NYS provides summer jobs for thousands
A total of 4,516 students from secondary and tertiary institutions across the island were temporarily added to the workforce this summer, through the National Youth Service’s (NYS) summer employment programme.
NYS director, Rev Adinhair Jones, told JIS News that the young people were employed to government and private sector agencies for three weeks during July and August. He said they performed various tasks including clerical work, data entry and filing, and participated in environmental projects, such as beach-cleaning in Pagee, St Mary.
A sum of $36.1 million was spent to pay the students’ salaries of between $2,500 and $3,000 per week, the NYS director said.
The summer employment programme was introduced by Prime Minister PJ Patterson in 2000, and is designed to assist students with back-to-school expenses, while introducing them to the work world.

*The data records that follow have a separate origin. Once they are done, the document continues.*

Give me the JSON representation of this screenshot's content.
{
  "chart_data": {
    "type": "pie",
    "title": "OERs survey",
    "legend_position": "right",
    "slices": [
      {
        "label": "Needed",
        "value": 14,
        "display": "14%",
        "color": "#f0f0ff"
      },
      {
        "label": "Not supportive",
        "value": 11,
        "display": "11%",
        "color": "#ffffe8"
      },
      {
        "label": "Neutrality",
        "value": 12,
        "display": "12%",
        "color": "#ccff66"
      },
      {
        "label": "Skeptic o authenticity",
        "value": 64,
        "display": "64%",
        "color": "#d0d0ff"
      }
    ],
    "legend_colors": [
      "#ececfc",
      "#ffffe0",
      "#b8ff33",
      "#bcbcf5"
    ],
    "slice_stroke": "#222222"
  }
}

The NYS also offers a training component and according to Rev Jones, 276 young persons recently completed training in early childhood education. Upon graduation, he said, they would be employed as teacher-aides in day care centres as well as basic and primary schools up to grade three.
A number of the graduates, he added, would become roving caregivers, providing home-based support to mothers who work outside of the home.
“All of this is to effect early stimulation for the children so that their own awareness and growth could be assisted,” he said.
Rev Jones added that this month, a batch of 300 trainees would be enrolled in a one-month programme for clerical administration at Cobbla in Spaulding, Clarendon. At the end of the programme, 75 per cent of the participants would be placed in government agencies, with the remaining 25 per cent employed to the private sector.
“We are now enlisting volunteers at the parish level to work in education, promotions in terms of lifestyle issues, peace development in terms of areas seen as dangerous, and in mentoring,” he explained.
He said persons with these skills and who wished to be involved in the programme could apply.
Meanwhile, Rev Jones told JIS News that the NYS was behind in its training schedule compared to last year and to attract more youngsters, a series of Youth Opportunity Fairs were being staged island wide.
“They bring together young people, aged 17-29, who are not in school and who are not working,” he said, pointing out that the fairs were designed to showcase the training and job opportunities provided by the NYS and other state agencies.
Approximately 30,000 youngsters are being targeted under the programme, which started in August and is slated for completion by March 2004. Already, fairs have been held in St Elizabeth, Westmoreland and Portland.
Rev Jones explained that at these events, the youngsters were first assessed to ascertain their competence and for the NYS to determine how it could best meet their needs. Based on their requirements, they are given the option of joining the NYS, to seek vocational training with the HEART/NTA, or any other training institution, or attend the Jamaica Business Development Centre for entrepreneurial training.